Планета Навь - страница 59
– Толимир. – Молвил он, не разжимая губ на скуластом вычерненном звёздным светом лице. Лицо было грубое, правильное, черточки выжженных бровей и твёрдая линия четырёхугольного подбородка наполнены силой.
– Я Толимир. – Сказал он ей снова.
Мена молчала, конечно.
Война-торговля. Торговля войной. Круг луны. Квадрат неба. Планета, на которой углы материков не сглажены штормами.
Его путь близгрядущий напоминал ему каждое мгновение о кознях тьмы и казнях на свету. Тварный мир оказался ярмом любви.
Любовь наполняла его всё сильнее с момента прибытия.
Его запрокинутое лицо, сработанное углами, гармонировало не только лишь с заброшенным миром косо очерченных холмов, но и с этим, неединственным, небом.
Тишина была неровной, его слух, самый острый, какой может быть у создания из глины, улавливал даже отдаленный гул голосов в обитаемой части пустоши – их смех и брань, движение страдающих от непонимания машин, кроткие шаги леану и то, как подаётся ветка под севшей на неё к ночи птицей. Опережение ночи тоже нравилось ему. И суета не смущала. Он всегда старался быть поближе к нибирийцам, их машинам, их торопливым и запаздывающим делам и мыслям.

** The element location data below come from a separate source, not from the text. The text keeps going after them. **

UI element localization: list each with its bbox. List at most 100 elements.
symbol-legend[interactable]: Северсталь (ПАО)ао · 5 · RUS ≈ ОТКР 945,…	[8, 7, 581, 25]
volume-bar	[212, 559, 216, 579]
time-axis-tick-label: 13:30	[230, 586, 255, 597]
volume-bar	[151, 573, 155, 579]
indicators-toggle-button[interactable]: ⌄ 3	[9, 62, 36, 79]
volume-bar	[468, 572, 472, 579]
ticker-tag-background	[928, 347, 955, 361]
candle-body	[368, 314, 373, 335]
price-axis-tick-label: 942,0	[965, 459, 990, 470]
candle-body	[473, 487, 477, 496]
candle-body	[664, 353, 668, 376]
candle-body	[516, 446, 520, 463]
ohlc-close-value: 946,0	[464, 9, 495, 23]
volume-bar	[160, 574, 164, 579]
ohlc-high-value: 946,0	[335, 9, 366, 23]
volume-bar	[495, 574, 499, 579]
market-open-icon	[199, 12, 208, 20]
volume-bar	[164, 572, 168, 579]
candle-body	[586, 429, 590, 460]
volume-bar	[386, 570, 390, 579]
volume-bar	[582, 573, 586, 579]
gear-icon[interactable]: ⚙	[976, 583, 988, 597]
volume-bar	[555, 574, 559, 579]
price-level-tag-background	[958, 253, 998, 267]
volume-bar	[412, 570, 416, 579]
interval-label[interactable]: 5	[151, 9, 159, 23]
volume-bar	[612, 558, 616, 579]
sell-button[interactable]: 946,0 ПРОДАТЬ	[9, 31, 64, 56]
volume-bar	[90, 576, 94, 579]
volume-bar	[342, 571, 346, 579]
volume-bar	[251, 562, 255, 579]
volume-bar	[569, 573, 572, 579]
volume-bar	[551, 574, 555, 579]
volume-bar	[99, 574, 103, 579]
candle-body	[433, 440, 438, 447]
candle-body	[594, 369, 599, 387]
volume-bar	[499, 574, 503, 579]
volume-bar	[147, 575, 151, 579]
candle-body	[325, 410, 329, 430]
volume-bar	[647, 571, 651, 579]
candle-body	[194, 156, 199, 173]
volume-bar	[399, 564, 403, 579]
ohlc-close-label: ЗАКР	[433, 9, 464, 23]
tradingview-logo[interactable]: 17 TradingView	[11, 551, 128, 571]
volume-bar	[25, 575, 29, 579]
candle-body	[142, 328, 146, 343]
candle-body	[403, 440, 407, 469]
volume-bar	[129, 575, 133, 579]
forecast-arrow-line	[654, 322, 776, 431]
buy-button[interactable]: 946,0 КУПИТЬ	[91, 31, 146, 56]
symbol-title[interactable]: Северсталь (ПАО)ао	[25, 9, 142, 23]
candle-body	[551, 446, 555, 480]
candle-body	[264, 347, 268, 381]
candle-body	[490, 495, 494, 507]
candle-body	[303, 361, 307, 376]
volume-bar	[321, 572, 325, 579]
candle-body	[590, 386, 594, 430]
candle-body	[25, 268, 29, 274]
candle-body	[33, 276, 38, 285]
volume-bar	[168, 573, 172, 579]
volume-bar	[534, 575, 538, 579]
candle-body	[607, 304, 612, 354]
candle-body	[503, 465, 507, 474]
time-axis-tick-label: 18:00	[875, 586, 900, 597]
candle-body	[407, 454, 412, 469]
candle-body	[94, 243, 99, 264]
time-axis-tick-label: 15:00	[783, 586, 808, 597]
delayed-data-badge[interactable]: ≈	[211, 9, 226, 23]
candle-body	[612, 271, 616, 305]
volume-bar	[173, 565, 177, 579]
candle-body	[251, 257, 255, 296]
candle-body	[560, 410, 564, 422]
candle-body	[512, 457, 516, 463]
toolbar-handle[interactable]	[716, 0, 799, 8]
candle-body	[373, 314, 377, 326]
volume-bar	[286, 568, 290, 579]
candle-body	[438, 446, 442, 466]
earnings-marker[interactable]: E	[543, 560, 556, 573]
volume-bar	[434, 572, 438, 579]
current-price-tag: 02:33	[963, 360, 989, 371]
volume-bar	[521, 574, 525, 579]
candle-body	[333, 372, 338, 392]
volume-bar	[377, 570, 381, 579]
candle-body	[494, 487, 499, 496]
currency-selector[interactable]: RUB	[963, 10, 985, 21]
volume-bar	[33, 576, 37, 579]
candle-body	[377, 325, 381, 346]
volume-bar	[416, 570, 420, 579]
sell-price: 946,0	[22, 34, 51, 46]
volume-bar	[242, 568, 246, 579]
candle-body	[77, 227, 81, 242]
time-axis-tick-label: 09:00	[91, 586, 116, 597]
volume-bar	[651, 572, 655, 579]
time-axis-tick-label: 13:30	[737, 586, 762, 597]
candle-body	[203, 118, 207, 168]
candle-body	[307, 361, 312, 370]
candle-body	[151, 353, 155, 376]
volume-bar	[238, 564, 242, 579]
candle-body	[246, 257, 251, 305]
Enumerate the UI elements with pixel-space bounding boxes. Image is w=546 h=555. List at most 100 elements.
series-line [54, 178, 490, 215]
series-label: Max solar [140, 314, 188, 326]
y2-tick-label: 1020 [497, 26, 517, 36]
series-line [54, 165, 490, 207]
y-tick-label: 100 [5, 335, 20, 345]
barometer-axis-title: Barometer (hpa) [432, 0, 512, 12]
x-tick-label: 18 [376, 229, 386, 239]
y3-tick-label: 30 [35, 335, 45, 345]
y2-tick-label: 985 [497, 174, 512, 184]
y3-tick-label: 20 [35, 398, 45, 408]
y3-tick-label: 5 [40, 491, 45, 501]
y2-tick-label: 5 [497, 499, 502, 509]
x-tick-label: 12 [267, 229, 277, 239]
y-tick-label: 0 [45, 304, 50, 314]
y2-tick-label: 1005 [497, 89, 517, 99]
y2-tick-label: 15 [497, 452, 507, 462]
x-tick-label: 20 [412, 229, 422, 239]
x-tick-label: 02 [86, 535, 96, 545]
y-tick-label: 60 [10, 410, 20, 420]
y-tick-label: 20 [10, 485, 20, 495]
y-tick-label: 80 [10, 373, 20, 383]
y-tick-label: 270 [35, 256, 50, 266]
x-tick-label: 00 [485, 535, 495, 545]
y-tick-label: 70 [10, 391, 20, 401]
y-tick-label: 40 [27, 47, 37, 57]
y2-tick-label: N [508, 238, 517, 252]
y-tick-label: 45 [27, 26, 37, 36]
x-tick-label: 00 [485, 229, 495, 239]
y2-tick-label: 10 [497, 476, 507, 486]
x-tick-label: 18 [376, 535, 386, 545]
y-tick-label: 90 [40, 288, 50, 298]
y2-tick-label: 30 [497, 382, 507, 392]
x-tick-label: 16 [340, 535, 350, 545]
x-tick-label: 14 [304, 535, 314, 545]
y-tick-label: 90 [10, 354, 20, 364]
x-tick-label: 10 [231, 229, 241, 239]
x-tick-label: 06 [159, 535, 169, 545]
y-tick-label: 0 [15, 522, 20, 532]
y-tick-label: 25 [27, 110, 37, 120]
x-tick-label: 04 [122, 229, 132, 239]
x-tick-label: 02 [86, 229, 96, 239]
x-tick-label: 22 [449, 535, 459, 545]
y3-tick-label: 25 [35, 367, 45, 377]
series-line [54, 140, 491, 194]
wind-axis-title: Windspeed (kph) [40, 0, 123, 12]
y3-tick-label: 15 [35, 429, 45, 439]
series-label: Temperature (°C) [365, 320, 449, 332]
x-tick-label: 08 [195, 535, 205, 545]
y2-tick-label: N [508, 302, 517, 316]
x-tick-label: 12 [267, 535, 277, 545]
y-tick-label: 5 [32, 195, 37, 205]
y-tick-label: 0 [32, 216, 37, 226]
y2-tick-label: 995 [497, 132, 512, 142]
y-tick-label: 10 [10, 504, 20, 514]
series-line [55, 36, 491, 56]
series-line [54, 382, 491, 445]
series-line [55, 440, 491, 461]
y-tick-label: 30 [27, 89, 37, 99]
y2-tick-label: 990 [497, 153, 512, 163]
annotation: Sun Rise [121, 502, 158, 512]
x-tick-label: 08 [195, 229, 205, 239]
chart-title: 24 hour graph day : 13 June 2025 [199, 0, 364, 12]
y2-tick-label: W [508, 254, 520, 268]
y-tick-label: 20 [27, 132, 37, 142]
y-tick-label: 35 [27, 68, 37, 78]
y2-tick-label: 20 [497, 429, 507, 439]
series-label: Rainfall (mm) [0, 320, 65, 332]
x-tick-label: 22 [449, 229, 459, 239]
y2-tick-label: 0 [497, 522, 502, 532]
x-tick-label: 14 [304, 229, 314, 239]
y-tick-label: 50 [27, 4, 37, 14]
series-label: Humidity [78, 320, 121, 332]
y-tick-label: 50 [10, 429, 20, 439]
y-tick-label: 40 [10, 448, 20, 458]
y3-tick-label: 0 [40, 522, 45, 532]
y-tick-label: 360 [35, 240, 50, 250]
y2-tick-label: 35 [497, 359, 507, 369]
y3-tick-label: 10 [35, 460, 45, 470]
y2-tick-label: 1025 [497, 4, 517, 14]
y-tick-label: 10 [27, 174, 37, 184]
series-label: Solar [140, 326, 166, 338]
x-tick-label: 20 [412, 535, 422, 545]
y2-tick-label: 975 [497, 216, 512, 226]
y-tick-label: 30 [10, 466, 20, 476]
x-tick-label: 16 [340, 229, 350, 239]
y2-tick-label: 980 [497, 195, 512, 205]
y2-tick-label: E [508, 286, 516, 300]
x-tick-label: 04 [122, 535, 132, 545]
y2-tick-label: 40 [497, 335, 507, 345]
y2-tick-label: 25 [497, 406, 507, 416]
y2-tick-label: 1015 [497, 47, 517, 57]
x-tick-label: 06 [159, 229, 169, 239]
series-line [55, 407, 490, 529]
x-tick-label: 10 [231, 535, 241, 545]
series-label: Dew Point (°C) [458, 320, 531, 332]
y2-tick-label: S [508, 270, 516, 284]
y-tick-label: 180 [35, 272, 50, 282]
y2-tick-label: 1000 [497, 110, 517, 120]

И хотя он исходил не мысленно почти все пути маленькой Эриду, теперь он остановился на этой монете между колыбелью и стеной. Сетку осталось им натянуть, чтоб, ночью зовя маму, не свалились, с нежной отстранённой улыбкой подумал он.
Все мысли его были размерены.
Он смотрел, и его узкие, измученные светом глаза, уже были голубыми глазами Мены.
Что она видела? И что ещё увидит? Пока – эллипс играющей на все лады голубизны, удобной её взору, с узлами гор на приподнятой в колыбели землёю.
Он вернулся и, улыбнувшись Мене, оторвал одну ладонь от земли, осыпались песчинки. Подняв ладонь, он заслонил луну, и стёр её, и убрал руку, и не было луны.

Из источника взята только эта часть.